Novartis is showing an appetite for staying in the cardiovascular space despite some high-level misses in the past few years.
In 2017, an experimental treatment called serelaxin failed a Phase 3 heart study, crimping hopes for a drug the Swiss pharma had previously pegged as a potential blockbuster. And last October the Food and Drug Administration rejected canakinumab for a label expansion as a cardiovascular risk reduction therapy, despite a positive six-year-long Phase 3 study that enrolled more than 10,000 patients.
But Novartis feels confident enough in this investigational Lp(a)-lowering drug to commit once again in cardio.

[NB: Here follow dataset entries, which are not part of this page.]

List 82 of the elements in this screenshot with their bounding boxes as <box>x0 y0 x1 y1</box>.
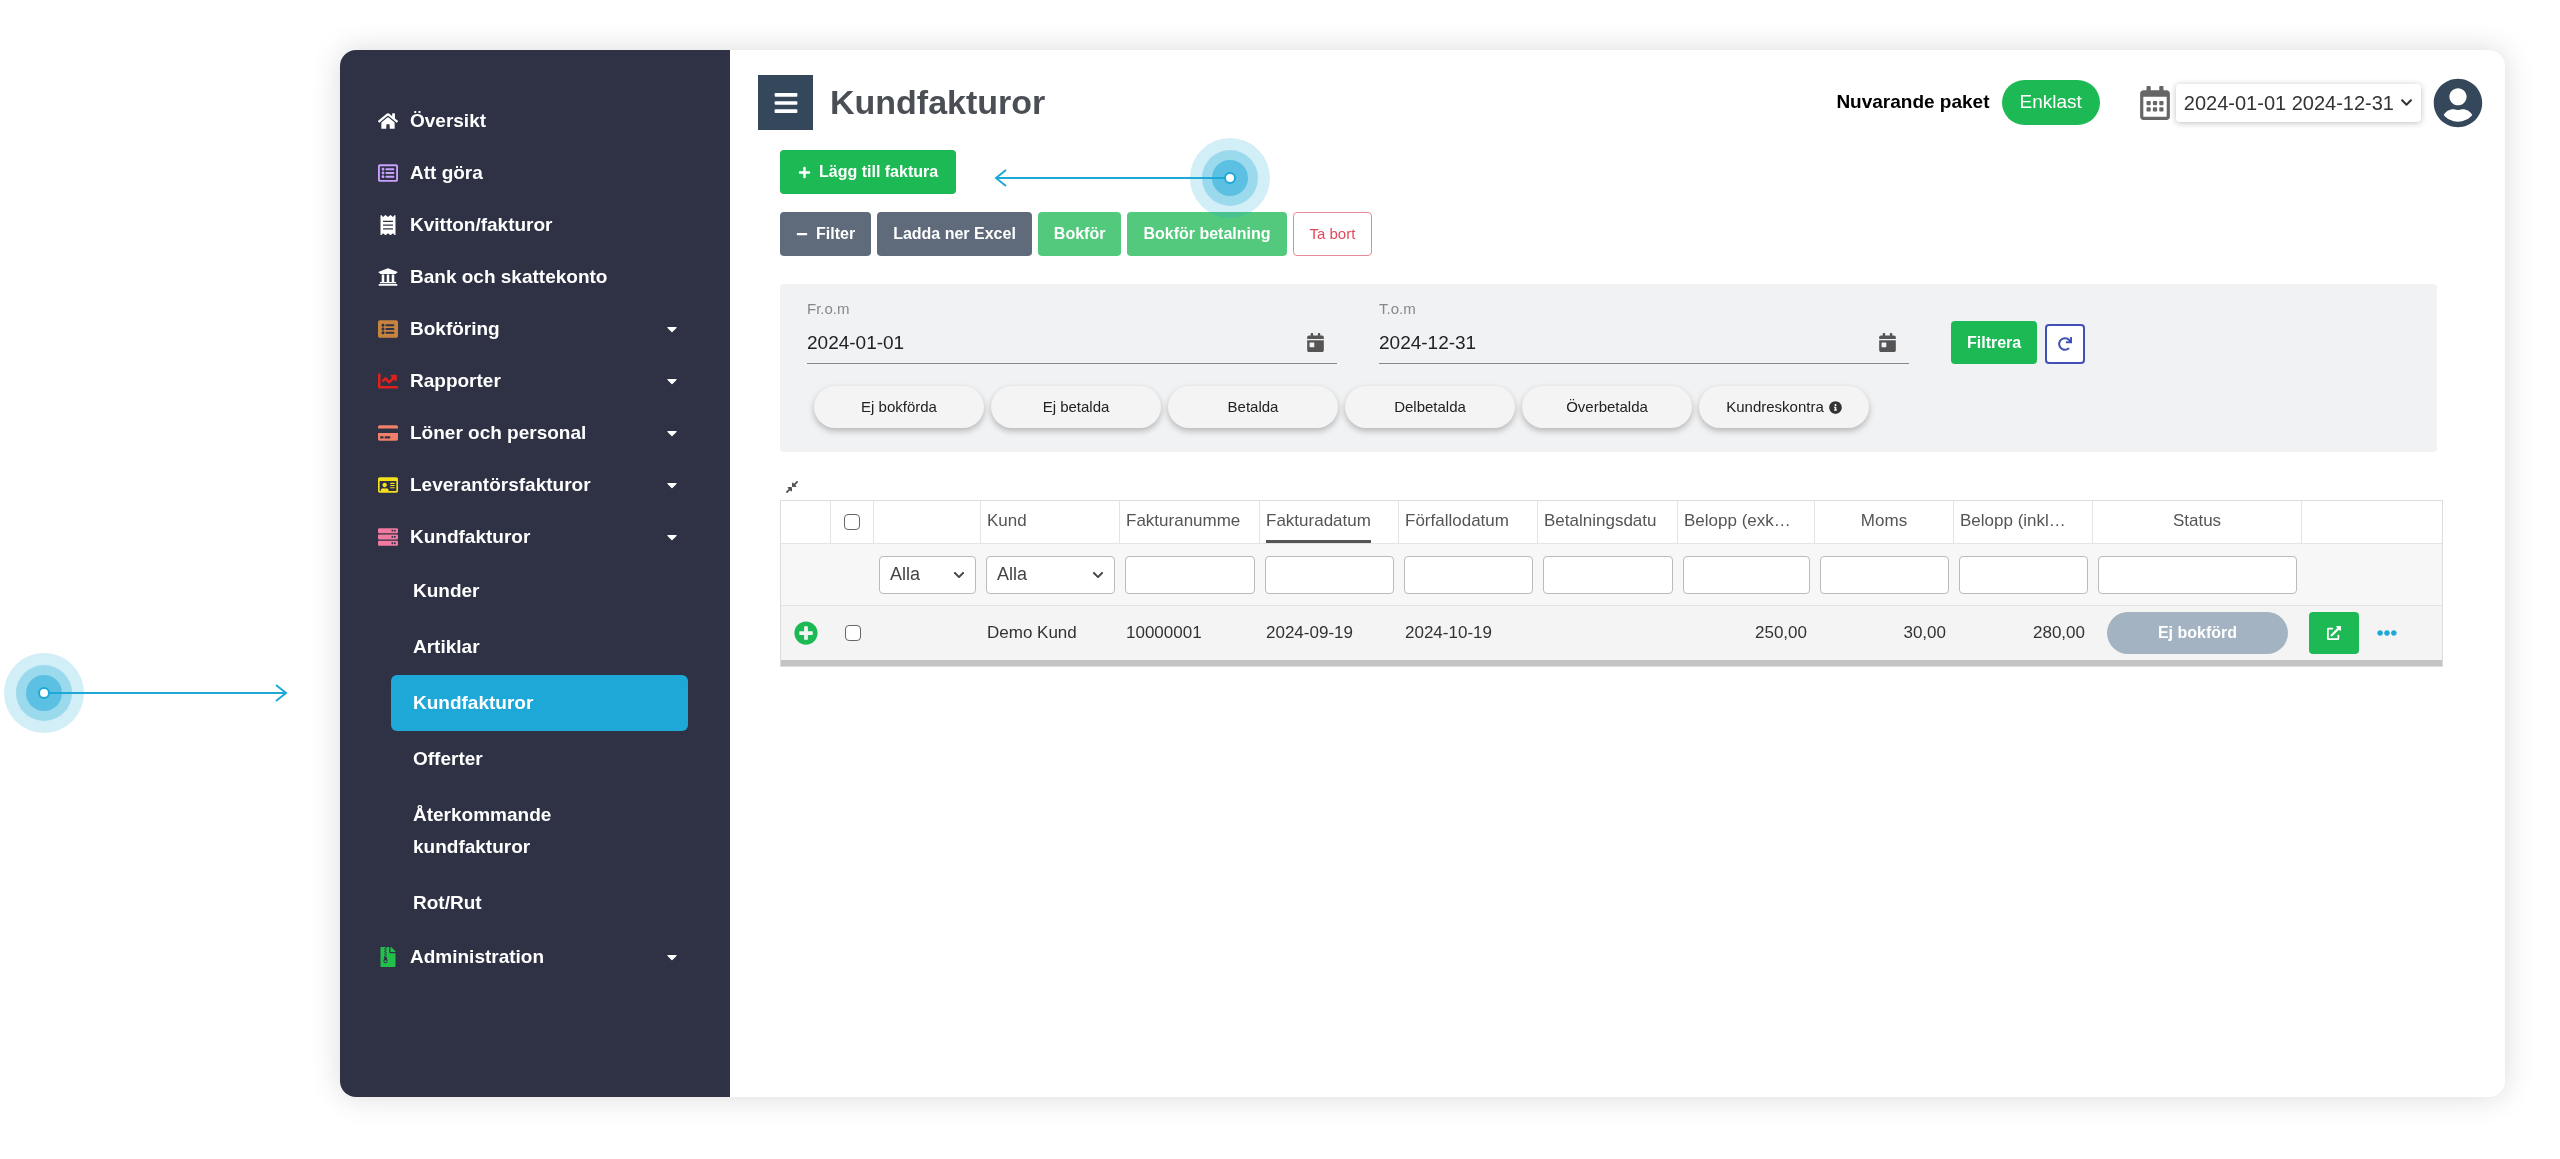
date-field[interactable]: T.o.m 2024-12-31 <box>1379 298 1909 364</box>
filter-input[interactable] <box>1959 555 2088 594</box>
table-cell-text: Demo Kund <box>986 622 1078 645</box>
filter-chip[interactable]: Ej betalda <box>991 386 1161 428</box>
sidebar-item[interactable]: Bokföring <box>370 303 688 355</box>
sidebar-item[interactable]: Att göra <box>370 147 688 199</box>
sidebar-item[interactable]: Kunder <box>391 563 688 619</box>
table-cell-text: 250,00 <box>1754 622 1808 645</box>
filter-input[interactable] <box>1125 555 1255 594</box>
table-cell-text: 2024-10-19 <box>1404 622 1493 645</box>
table-cell-text: 10000001 <box>1125 622 1203 645</box>
filter-select[interactable]: Alla <box>879 555 976 594</box>
refresh-icon <box>2058 337 2073 351</box>
filter-chip[interactable]: Delbetalda <box>1345 386 1515 428</box>
open-button[interactable] <box>2309 612 2359 654</box>
table-cell-text: 280,00 <box>2032 622 2086 645</box>
scrollbar[interactable] <box>781 660 2442 666</box>
filter-input[interactable] <box>1820 555 1949 594</box>
status-badge: Ej bokförd <box>2107 612 2288 654</box>
package-label: Nuvarande paket <box>1836 90 1990 115</box>
chart-icon <box>378 371 398 391</box>
chevron-icon <box>2400 96 2413 109</box>
expand-row-icon[interactable] <box>794 621 818 645</box>
filter-input[interactable] <box>2098 555 2297 594</box>
list-icon <box>378 319 398 339</box>
column-header[interactable]: Kund <box>987 501 1027 543</box>
sidebar-item[interactable]: Leverantörsfakturor <box>370 459 688 511</box>
period-select[interactable]: 2024-01-01 2024-12-31 <box>2175 83 2421 122</box>
column-header[interactable]: Förfallodatum <box>1405 501 1509 543</box>
column-header[interactable]: Moms <box>1860 501 1908 543</box>
page-title: Kundfakturor <box>830 82 1046 123</box>
external-link-icon <box>2327 626 2341 640</box>
checkbox[interactable] <box>844 625 861 641</box>
calendar-icon <box>2137 85 2172 120</box>
table-cell-text: 30,00 <box>1902 622 1947 645</box>
package-badge: Enklast <box>2001 80 2100 125</box>
card-icon <box>378 423 398 443</box>
sidebar-item[interactable]: Bank och skattekonto <box>370 251 688 303</box>
collapse-icon[interactable] <box>785 480 799 494</box>
sidebar-item[interactable]: Administration <box>370 931 688 983</box>
sidebar-item[interactable]: Rapporter <box>370 355 688 407</box>
filter-chip[interactable]: Ej bokförda <box>814 386 984 428</box>
sidebar-item[interactable]: Rot/Rut <box>391 875 688 931</box>
refresh-button[interactable] <box>2045 324 2086 364</box>
list-icon <box>378 163 398 183</box>
column-header[interactable]: Belopp (inkl… <box>1960 501 2066 543</box>
filter-input[interactable] <box>1265 555 1394 594</box>
sidebar-item[interactable]: Återkommande kundfakturor <box>391 787 688 875</box>
sidebar-item[interactable]: Löner och personal <box>370 407 688 459</box>
filter-chip[interactable]: Kundreskontra <box>1699 386 1869 428</box>
id-card-icon <box>378 475 398 495</box>
sidebar-item[interactable]: Översikt <box>370 95 688 147</box>
checkbox[interactable] <box>844 514 860 530</box>
toolbar-button[interactable]: Filter <box>780 212 872 256</box>
toolbar-button[interactable]: Ladda ner Excel <box>877 212 1032 256</box>
calendar-icon <box>1306 333 1325 353</box>
filter-input[interactable] <box>1683 555 1810 594</box>
sidebar-item[interactable]: Artiklar <box>391 619 688 675</box>
sidebar-item[interactable]: Kundfakturor <box>370 511 688 563</box>
table-cell-text: 2024-09-19 <box>1265 622 1354 645</box>
filter-input[interactable] <box>1543 555 1673 594</box>
column-header[interactable]: Belopp (exk… <box>1684 501 1791 543</box>
bank-icon <box>378 267 398 287</box>
menu-button[interactable] <box>758 75 813 130</box>
column-header[interactable]: Fakturanumme <box>1126 501 1241 543</box>
sidebar-item[interactable]: Kvitton/fakturor <box>370 199 688 251</box>
avatar-icon <box>2433 77 2483 128</box>
column-header[interactable]: Status <box>2172 501 2222 543</box>
server-icon <box>378 527 398 547</box>
plus-icon <box>798 165 811 179</box>
date-field[interactable]: Fr.o.m 2024-01-01 <box>807 298 1337 364</box>
sidebar-item[interactable]: Offerter <box>391 731 688 787</box>
filter-chip[interactable]: Överbetalda <box>1522 386 1692 428</box>
toolbar-button[interactable]: Ta bort <box>1292 212 1373 256</box>
filter-select[interactable]: Alla <box>986 555 1115 594</box>
filter-input[interactable] <box>1404 555 1533 594</box>
file-icon <box>378 947 398 967</box>
receipt-icon <box>378 215 398 235</box>
home-icon <box>378 111 398 131</box>
column-header[interactable]: Betalningsdatu <box>1544 501 1657 543</box>
calendar-icon <box>1878 333 1897 353</box>
filter-chip[interactable]: Betalda <box>1168 386 1338 428</box>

In addition to the $150 million payout, Novartis is on the hook for the costs of running the Phase 3 study, which will focus on Lp(a) patients.
The drugmaker first partnered with Ionis and Akcea in January 2017 over two cardiovascular drugs, including this experimental therapy which Novartis has now renamed TQJ230 from AKCEA-APO(a)-LRx.

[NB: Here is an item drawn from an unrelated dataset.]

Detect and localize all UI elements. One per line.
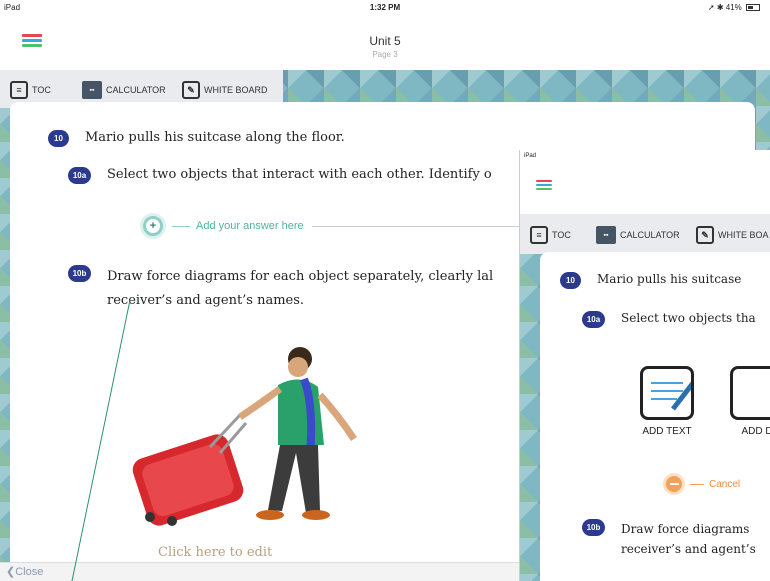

Efficacy in lowering Lp(a) could set the experimental therapy apart from other cholesterol-lowering drugs, particularly statins, which do not affect Lp(a), Brett Monia, Ionis' chief operating officer said in an interview with BioPharma Dive last month.
In a Feb. 25 statement, Novartis' chief medical officer John Tsai echoed the market opportunity for TQJ230. "No treatments are currently available to substantially lower Lp(a)," Tsai said. "People with this inherited risk factor are facing cardiovascular risks that cannot be addressed effectively with lifestyle changes."
Phase 3 study design details have yet to be shared by Novartis, although the Phase 2 study tested a wide array of dosing and frequency levels for the therapy that could serve as a guide.
The mid-stage clinical results were presented last November at the American Heart Association Scientific Sessions.
While approval is a long ways out and will hinge upon successful Phase 3 results, a commercialized lipoprotein candidate could bolster Novartis' cardiovascular offerings, which are now heavily dependent on Entresto (sacubitril/valsartan), which posted $1 billion in net sales in 2018.